Been thinking of getting a used garden tractor with a rear tiller. Found a JD tractor on craigslist:

1998 GT275
17hp Kawasaki
Hydro Static Transmission
NEW Battery, NEW belts, ag. tires, NEW tines on 30 inch tiller
Comes with 48 inch mower deck with NEW blades
Nice tractor that runs great!

Only plan to use tiller to till existing garden plot. If I wanted to till a new spot, I have a 6 ft disk on Jubilee to loosen the ground first.

Opinions please, good or bad idea? May be a bad idea to ask about a JD on a Ford site:) Forgive me if it is.

Thanks,
George
 
George........Me? when I gotta use a tiller, I go rent one ........8N Dell with a Troy-bilt walk behind
 
Dell, I'm the opposite. Hate to rent anything. I like to have an excuse to buy a new toy. Already have a troy-bilt pony. Like it.
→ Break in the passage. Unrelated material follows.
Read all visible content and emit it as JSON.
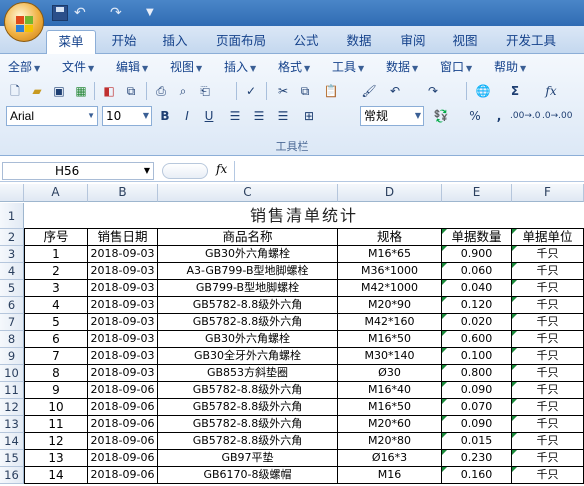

I'm in the middle of re-sedding over an acre of lawn. Have it disked up, looks good. Going to wait for a few weeks, either disk it again or perhaps see how good a rear tiller on a JD is.
George
 
See if you can find an old Ferguson or Dearborn 2 row cultivator.
That's all my cousin has been using for years on his garden.
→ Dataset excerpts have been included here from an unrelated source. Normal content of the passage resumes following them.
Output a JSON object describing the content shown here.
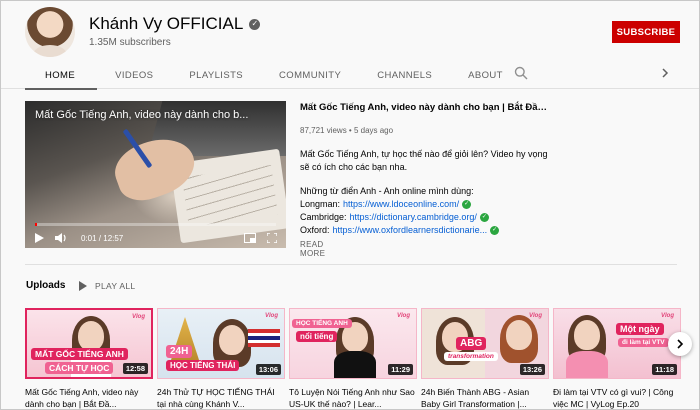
{
  "channel": {
    "name": "Khánh Vy OFFICIAL",
    "subscribers": "1.35M subscribers",
    "subscribe_label": "SUBSCRIBE"
  },
  "tabs": [
    "HOME",
    "VIDEOS",
    "PLAYLISTS",
    "COMMUNITY",
    "CHANNELS",
    "ABOUT"
  ],
  "active_tab": "HOME",
  "icons": {
    "search": "search-icon",
    "tabs_next": "chevron-right-icon",
    "verified": "verified-check-icon"
  },
  "featured": {
    "player_title": "Mất Gốc Tiếng Anh, video này dành cho b...",
    "time": "0:01 / 12:57",
    "progress": 0.0013,
    "title": "Mất Gốc Tiếng Anh, video này dành cho bạn | Bắt Đầu từ đâ...",
    "meta": "87,721 views • 5 days ago",
    "desc_intro": "Mất Gốc Tiếng Anh, tự học thế nào để giỏi lên? Video hy vọng sẽ có ích cho các bạn nha.",
    "desc_dict_heading": "Những từ điển Anh - Anh online mình dùng:",
    "dictionaries": [
      {
        "label": "Longman:",
        "link": "https://www.ldoceonline.com/"
      },
      {
        "label": "Cambridge:",
        "link": "https://dictionary.cambridge.org/"
      },
      {
        "label": "Oxford:",
        "link": "https://www.oxfordlearnersdictionarie..."
      }
    ],
    "read_more": "READ MORE"
  },
  "shelf": {
    "title": "Uploads",
    "play_all": "PLAY ALL",
    "videos": [
      {
        "title": "Mất Gốc Tiếng Anh, video này dành cho bạn | Bắt Đầ...",
        "duration": "12:58",
        "caption_top": "MẤT GỐC TIẾNG ANH",
        "caption_bottom": "CÁCH TỰ HỌC",
        "tag": "Vlog"
      },
      {
        "title": "24h Thử TỰ HỌC TIẾNG THÁI tại nhà cùng Khánh V...",
        "duration": "13:06",
        "caption_top": "24H",
        "caption_bottom": "HỌC TIẾNG THÁI",
        "tag": "Vlog"
      },
      {
        "title": "Tô Luyện Nói Tiếng Anh như Sao US-UK thế nào? | Lear...",
        "duration": "11:29",
        "caption_top": "HỌC TIẾNG ANH",
        "caption_bottom": "nổi tiếng",
        "tag": "Vlog"
      },
      {
        "title": "24h Biến Thành ABG - Asian Baby Girl Transformation |...",
        "duration": "13:26",
        "caption_top": "ABG",
        "caption_bottom": "transformation",
        "tag": "Vlog"
      },
      {
        "title": "Đi làm tại VTV có gì vui? | Công việc MC | VyLog Ep.20",
        "duration": "11:18",
        "caption_top": "Một ngày",
        "caption_bottom": "đi làm tại VTV",
        "tag": "Vlog"
      }
    ]
  },
  "colors": {
    "accent_red": "#cc0000",
    "link_blue": "#065fd4",
    "check_green": "#2ba640",
    "thumb_pink": "#f7d9e3",
    "selected_border": "#e0245e"
  }
}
Wayne%20Scott%204-14%20235.jpg
 
Ultradog,
I have a dearborn cultivator, but it doesn't look like a spring tooth. It has V shaped shovels, some are full and some are half V's. There is a culter in the middle to keep it steady. Never used it. Got it from a friend by doing a small backhoe job.

My neighbor has a Massey with a 6 ft tiller. He always does my garden, however he is getting old and not in great health. He broke up one place I'm re-seeding. Still have to work over the ground a time or two to get rid of the roots.

I have another place 20 miles from his big tiller that I've disked up. I want to get rid of the roots from the weeds before I seed.
George
 
i'm with UD.. once it's plowed soil.. you can work it with a chissle plow or cultivator.

I made up a garden plot a couple years ago.. soil used to be a watermellon farm decades ago.. then about 12ys ago i disced it to powder and made pasture out of it.. 2ys ago I ripped it a few times with scarfire teeth on box plade then plowed it.. after that alot of cultivator work... turned out fine.
 
I mow the garden remains with the bush hog and plow it in the fall. The winter freeze/thaw cycles break up the soil and level it some, so in the spring I can till it with a Troy-built walk-behind tiller (a little at a time) as I need to plant parts of the new garden. This works great and keeps the heavy tractor off the ground in the spring when condition of the soil is often a little too moist for heavy equipment.
 
You are describing a cultivator for growing row crops. It is not designed for working up ground.